The clinical data of 187 consecutive thymectomies performed between July 2000 and December 2009 were retrospectively reviewed; 75 open thymectomies and 112 VATS thymectomies. Clinical efficacy and variables influencing outcome were assessed by Kaplan-Meier survival curves and Cox proportional hazards regression analysis.
The operative blood loss in the VATS group was significantly less than that in the open group ((62.14 ± 55.43) ml vs. (137.87 ± 165.25) ml, P < 0.05). The postoperative crisis rate increased with the severity of preoperative MG and the prescription dose of anticholinesterase. Complete follow-up information of patients more than 12 months after the thymectomy was obtained on 151 cases, 89 cases from the VATS group and 62 cases from the open group, with a mean follow-up period of 59.3 months, range from 12 to 117 months. Complete stable remission (CSR) was the end point for evaluation of the treatment results. The overall five-year CSR rate was 57.5%. Two good prognostic factors were identified; preoperative prescription of anticholinesterase alone (P = 0.035) and non-thymomatous MG (P = 0.003). The five-year CSR rate of the ocular type of MG reached a high level of 67.4%.

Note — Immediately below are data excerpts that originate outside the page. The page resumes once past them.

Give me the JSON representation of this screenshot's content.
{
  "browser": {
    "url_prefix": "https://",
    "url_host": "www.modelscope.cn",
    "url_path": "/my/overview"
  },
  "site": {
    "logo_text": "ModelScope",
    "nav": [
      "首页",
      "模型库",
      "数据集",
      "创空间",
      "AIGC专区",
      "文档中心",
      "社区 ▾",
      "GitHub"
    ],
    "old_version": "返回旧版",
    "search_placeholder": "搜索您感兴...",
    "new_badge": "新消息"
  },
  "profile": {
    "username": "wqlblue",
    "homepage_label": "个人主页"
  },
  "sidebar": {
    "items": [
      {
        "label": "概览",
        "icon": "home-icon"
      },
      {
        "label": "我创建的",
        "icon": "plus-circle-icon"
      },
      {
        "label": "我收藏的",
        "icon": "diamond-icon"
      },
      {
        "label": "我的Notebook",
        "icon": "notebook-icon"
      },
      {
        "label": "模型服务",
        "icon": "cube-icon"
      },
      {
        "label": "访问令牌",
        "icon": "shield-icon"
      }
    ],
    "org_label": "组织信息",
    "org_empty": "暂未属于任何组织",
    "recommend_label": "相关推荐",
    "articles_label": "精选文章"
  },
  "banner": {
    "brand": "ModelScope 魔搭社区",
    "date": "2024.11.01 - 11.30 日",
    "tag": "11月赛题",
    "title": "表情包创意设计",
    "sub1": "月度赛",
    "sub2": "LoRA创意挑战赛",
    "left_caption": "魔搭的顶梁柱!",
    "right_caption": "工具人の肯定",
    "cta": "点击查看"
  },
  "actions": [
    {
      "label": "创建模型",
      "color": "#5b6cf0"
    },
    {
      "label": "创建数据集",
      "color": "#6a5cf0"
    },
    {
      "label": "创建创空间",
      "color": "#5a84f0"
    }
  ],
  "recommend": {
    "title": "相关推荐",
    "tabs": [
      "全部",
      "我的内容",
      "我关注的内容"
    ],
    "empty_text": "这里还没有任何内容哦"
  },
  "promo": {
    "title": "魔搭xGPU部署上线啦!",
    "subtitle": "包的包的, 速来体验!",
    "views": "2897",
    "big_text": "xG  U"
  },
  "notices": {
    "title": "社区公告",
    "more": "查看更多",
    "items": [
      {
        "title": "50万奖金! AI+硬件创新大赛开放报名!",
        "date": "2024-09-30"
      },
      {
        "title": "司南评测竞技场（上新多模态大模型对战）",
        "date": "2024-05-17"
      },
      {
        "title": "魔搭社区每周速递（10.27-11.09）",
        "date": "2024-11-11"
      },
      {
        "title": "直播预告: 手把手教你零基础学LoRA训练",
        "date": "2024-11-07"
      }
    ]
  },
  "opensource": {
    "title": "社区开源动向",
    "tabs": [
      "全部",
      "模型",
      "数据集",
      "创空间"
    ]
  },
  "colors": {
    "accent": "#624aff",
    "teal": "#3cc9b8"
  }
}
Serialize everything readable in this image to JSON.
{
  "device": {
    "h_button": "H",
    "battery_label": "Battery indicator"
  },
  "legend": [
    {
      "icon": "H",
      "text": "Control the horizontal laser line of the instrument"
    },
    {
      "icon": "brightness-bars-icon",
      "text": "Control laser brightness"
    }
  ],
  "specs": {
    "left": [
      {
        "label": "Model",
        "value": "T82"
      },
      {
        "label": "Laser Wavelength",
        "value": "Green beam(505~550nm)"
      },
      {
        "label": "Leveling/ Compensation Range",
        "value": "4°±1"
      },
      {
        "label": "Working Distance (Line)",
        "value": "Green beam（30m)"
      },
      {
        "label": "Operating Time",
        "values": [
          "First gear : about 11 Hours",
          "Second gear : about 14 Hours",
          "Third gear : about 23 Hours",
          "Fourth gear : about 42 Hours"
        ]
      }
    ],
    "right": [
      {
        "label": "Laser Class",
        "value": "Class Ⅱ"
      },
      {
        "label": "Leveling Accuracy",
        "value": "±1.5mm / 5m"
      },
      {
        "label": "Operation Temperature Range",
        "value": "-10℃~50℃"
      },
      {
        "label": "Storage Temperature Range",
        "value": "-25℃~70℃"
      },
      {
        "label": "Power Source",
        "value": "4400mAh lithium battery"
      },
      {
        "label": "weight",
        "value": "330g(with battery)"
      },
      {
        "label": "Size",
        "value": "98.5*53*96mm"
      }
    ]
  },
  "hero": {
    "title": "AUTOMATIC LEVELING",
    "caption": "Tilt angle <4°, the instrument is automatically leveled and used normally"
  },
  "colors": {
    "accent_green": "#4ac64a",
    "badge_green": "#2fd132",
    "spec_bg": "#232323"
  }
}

Thymectomy can achieve good long-term CSR in MG, and VATS is an ideal alternative method. High-dose prescription of anticholinesterase and the advanced stage by Myasthenia Gravis Foundation of America (MGFA) classification have higher risks of postoperative crisis. Preoperative prescription of anticholinesterase alone and non-thymomatous MG are good prognostic factors. Thymectomy should also be considered for the ocular type of MG.
胸腺切除术是重症肌无力(MG)的一种既定治疗方法,而电视辅助胸腔镜手术(VATS)胸腺切除术已成为一种可接受的手术程序。本研究旨在比较 VATS 胸腺切除术和开放胸腺切除术的结果,并确定胸腺切除术后的预后因素。
回顾性分析 2000 年 7 月至 2009 年 12 月期间连续进行的 187 例胸腺切除术的临床资料;其中 75 例为开放胸腺切除术,112 例为 VATS 胸腺切除术。通过 Kaplan-Meier 生存曲线和 Cox 比例风险回归分析评估临床疗效和影响结果的变量。
VATS 组的手术出血量明显少于开放组((62.14±55.43)ml 比(137.87±165.25)ml,P<0.05)。术后危象发生率随术前 MG 的严重程度和抗胆碱酯酶药物的处方剂量增加而增加。对 151 例患者进行了超过 12 个月的胸腺切除术后的完整随访信息,其中 VATS 组 89 例,开放组 62 例,平均随访时间为 59.3 个月,范围为 12-117 个月。完全稳定缓解(CSR)是评估治疗结果的终点。总体五年 CSR 率为 57.5%。确定了两个良好的预后因素;术前单独使用抗胆碱酯酶(P=0.035)和非胸腺瘤型 MG(P=0.003)。眼肌型 MG 的五年 CSR 率达到了较高水平的 67.4%。
胸腺切除术可使 MG 获得良好的长期 CSR,VATS 是一种理想的替代方法。高剂量的抗胆碱酯酶处方和 MGFA 分类的晚期有更高的术后危象风险。术前单独使用抗胆碱酯酶和非胸腺瘤型 MG 是良好的预后因素。对于眼肌型 MG,也应考虑进行胸腺切除术。